Assim, feita essa ressalva, essencial lembrar que existem outras hipóteses em legislação específica acerca do cabimento de ACP.  A primeira aparece no ECA (Estatuto da Criança e do Adolescente), no art. 208, §1º, enquanto a segunda se encontra no Estatuto do Idoso (Lei nº 10.741/03), em seu art. 79, parágrafo único.

Art. 208. Regem-se pelas disposições desta Lei as ações de responsabilidade por ofensa aos direitos assegurados à criança e ao adolescente, referentes ao não oferecimento ou oferta irregular: [...]

§1º As hipóteses previstas neste artigo não excluem da proteção judicial outros interesses individuais, difusos ou coletivos, próprios da infância e da adolescência, protegidos pela Constituição e pela Lei.   

Art. 79. Regem-se pelas disposições desta Lei as ações de responsabilidade por ofensa aos direitos assegurados ao idoso, referentes à omissão ou ao oferecimento insatisfatório de: [...]

Parágrafo único. As hipóteses previstas neste artigo não excluem da proteção judicial outros interesses difusos, coletivos, individuais indisponíveis ou homogêneos, próprios do idoso, protegidos em lei.

A competência para processamento e julgamento da ação civil pública é do juízo do foro do local onde ocorreu o dano ou onde houver a ameaça de dano, conforme dispõe o art. 2º, da Lei nº 7.347/85. Trata-se de competência absoluta, logo, não cabe flexibilização pelas partes.

Caso a lesão se perpetue no âmbito nacional, a competência será concorrente, podendo optar o legitimado ativo por propor a demanda na Capital de Estado ou no Distrito Federal, isto, em nome do acesso à justiça e em benefício da defesa dos interesses transindividuais. Ademais, a propositura é causa de prevenção do juízo para todas as ações posteriores, cuja causa de pedir e objeto sejam os mesmos.

A Lei nº 7.347/85 prevê no art. 4º a possibilidade de ajuizamento de ação cautelar e, no art. 12, o mandado liminar. Ambas são formas de tutela preventiva na busca de evitar o dano aos bens jurídicos tutelados.

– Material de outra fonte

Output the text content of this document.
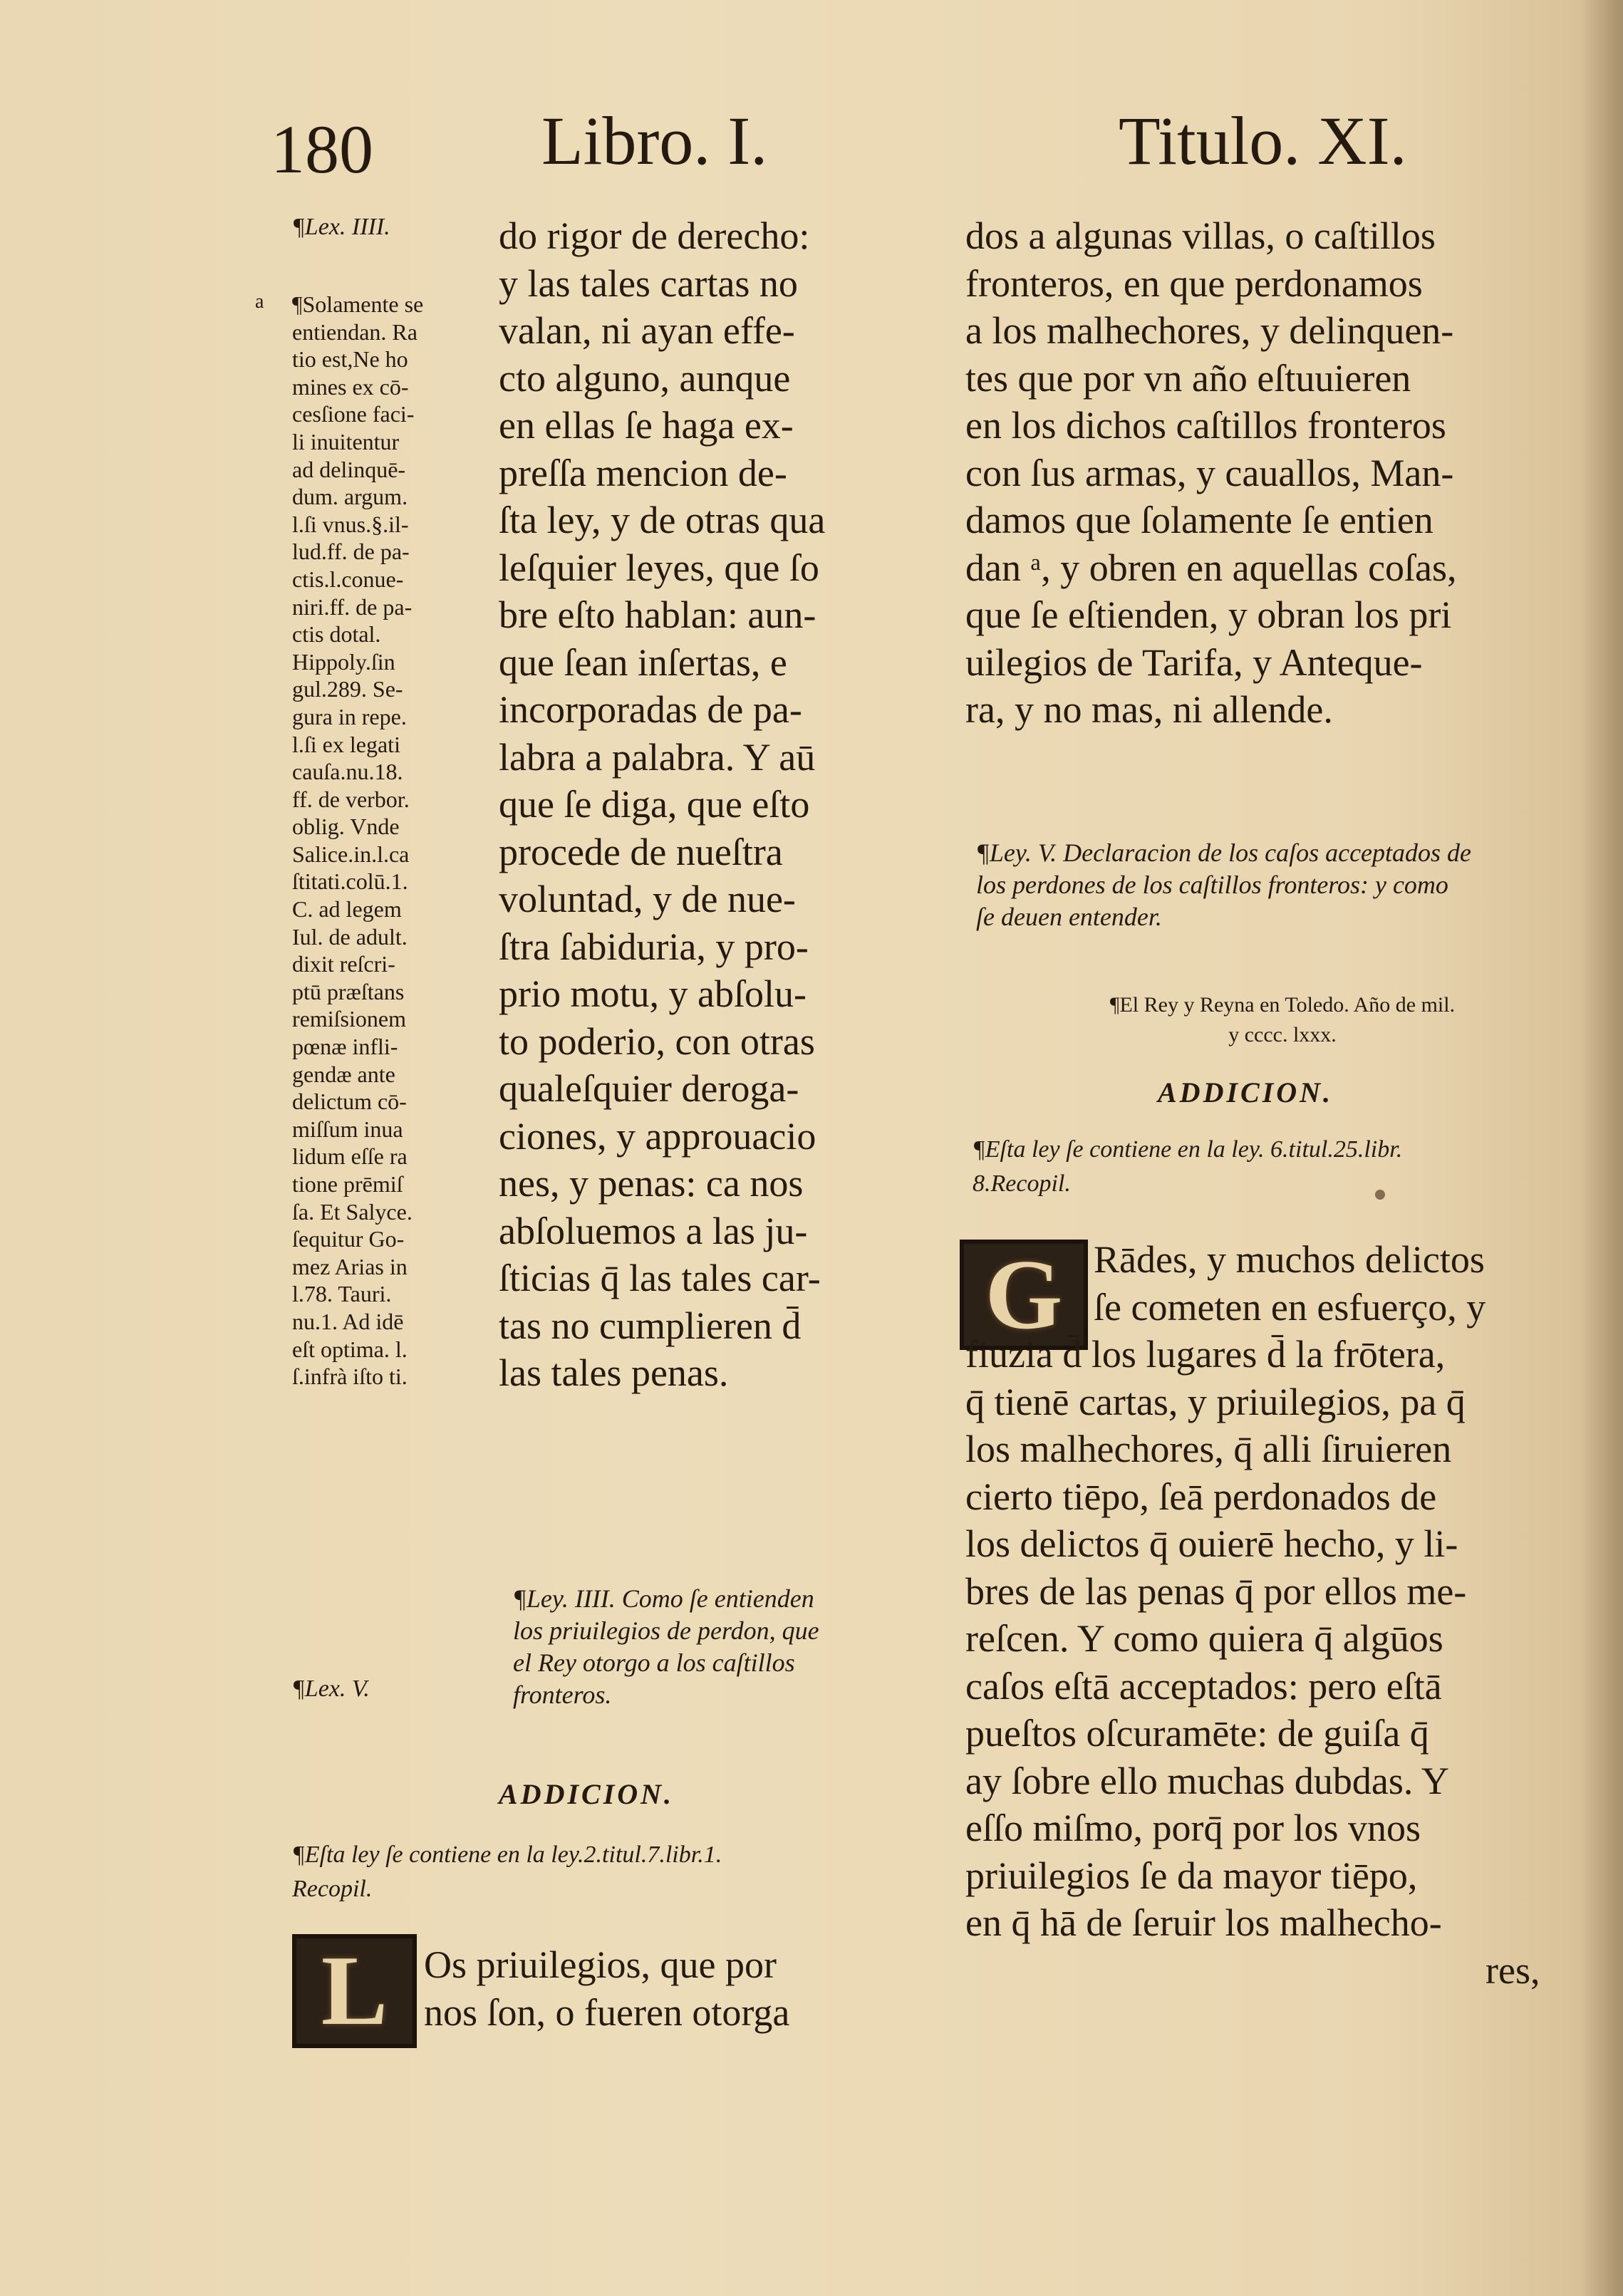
180 Libro. I.	Titulo. XI.
¶Lex. IIII.
a ¶Solamente se
entiendan. Ra
tio est,Ne ho
mines ex cō-
cesſione faci-
li inuitentur
ad delinquē-
dum. argum.
l.ſi vnus.§.il-
lud.ff. de pa-
ctis.l.conue-
niri.ff. de pa-
ctis dotal.
Hippoly.ſin
gul.289. Se-
gura in repe.
l.ſi ex legati
cauſa.nu.18.
ff. de verbor.
oblig. Vnde
Salice.in.l.ca
ſtitati.colū.1.
C. ad legem
Iul. de adult.
dixit reſcri-
ptū præſtans
remiſsionem
pœnæ infli-
gendæ ante
delictum cō-
miſſum inua
lidum eſſe ra
tione prēmiſ
ſa. Et Salyce.
ſequitur Go-
mez Arias in
l.78. Tauri.
nu.1. Ad idē
eſt optima. l.
ſ.infrà iſto ti.
¶Lex. V.
do rigor de derecho:
y las tales cartas no
valan, ni ayan effe-
cto alguno, aunque
en ellas ſe haga ex-
preſſa mencion de-
ſta ley, y de otras qua
leſquier leyes, que ſo
bre eſto hablan: aun-
que ſean inſertas, e
incorporadas de pa-
labra a palabra. Y aū
que ſe diga, que eſto
procede de nueſtra
voluntad, y de nue-
ſtra ſabiduria, y pro-
prio motu, y abſolu-
to poderio, con otras
qualeſquier deroga-
ciones, y approuacio
nes, y penas: ca nos
abſoluemos a las ju-
ſticias q̄ las tales car-
tas no cumplieren d̄
las tales penas.
¶Ley. IIII. Como ſe entienden
los priuilegios de perdon, que
el Rey otorgo a los caſtillos
fronteros.
ADDICION.
¶Eſta ley ſe contiene en la ley.2.titul.7.libr.1.
Recopil.
L Os priuilegios, que por
nos ſon, o fueren otorga
dos a algunas villas, o caſtillos
fronteros, en que perdonamos
a los malhechores, y delinquen-
tes que por vn año eſtuuieren
en los dichos caſtillos fronteros
con ſus armas, y cauallos, Man-
damos que ſolamente ſe entien
dan ᵃ, y obren en aquellas coſas,
que ſe eſtienden, y obran los pri
uilegios de Tarifa, y Anteque-
ra, y no mas, ni allende.
¶Ley. V. Declaracion de los caſos acceptados de
los perdones de los caſtillos fronteros: y como
ſe deuen entender.
¶El Rey y Reyna en Toledo. Año de mil.
y cccc. lxxx.
ADDICION.
¶Eſta ley ſe contiene en la ley. 6.titul.25.libr.
8.Recopil.
G Rādes, y muchos delictos
ſe cometen en esfuerço, y
fiuzia d̄ los lugares d̄ la frōtera,
q̄ tienē cartas, y priuilegios, pa q̄
los malhechores, q̄ alli ſiruieren
cierto tiēpo, ſeā perdonados de
los delictos q̄ ouierē hecho, y li-
bres de las penas q̄ por ellos me-
reſcen. Y como quiera q̄ algūos
caſos eſtā acceptados: pero eſtā
pueſtos oſcuramēte: de guiſa q̄
ay ſobre ello muchas dubdas. Y
eſſo miſmo, porq̄ por los vnos
priuilegios ſe da mayor tiēpo,
en q̄ hā de ſeruir los malhecho-
res,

Dessa forma, o Código de Processo Civil será aplicado subsidiariamente quanto à essas medidas, vez que a Lei da ACP não dispõe sobre esses procedimentos. Assim, essencial a presença dos requisitos desse tipo de medida, quais sejam, o fumus boni juris e periculum in mora.

Por fim, quanto aos pedidos, a Ação Civil Pública pode ser preventiva ou ressarcitória, conforme o art. 3º da Lei nº 7.347/85, podendo ter por objeto a condenação em dinheiro ou por cumprimento de obrigação de fazer ou não fazer. Dessa forma, importante também verificar a necessidade da inserção de pedido liminar, nos moldes supracitados.

Em seguida, é importante realizar apontamentos acerca da necessidade de realização de audiência de conciliação ou mediação (art. 319, VII, CPC); requerer a intimação do Ministério Público (art. 5º, §1º, Lei da ACP); requerer a produção de todas as provas admitidas no Direito; requerer a procedência da ação e a sucumbência do réu.

Ressalte-se que a ACP é uma ação gratuita, não sendo necessário adiantamento de custas, emolumentos ou honorários periciais. Nesse sentido, apesar da gratuidade,
deve ser apontado um valor da causa, nos termos do art. 291 do CPC, que, caso não seja auferível, pode ser indicado no montante de R$ 1.000,00 (mil reais).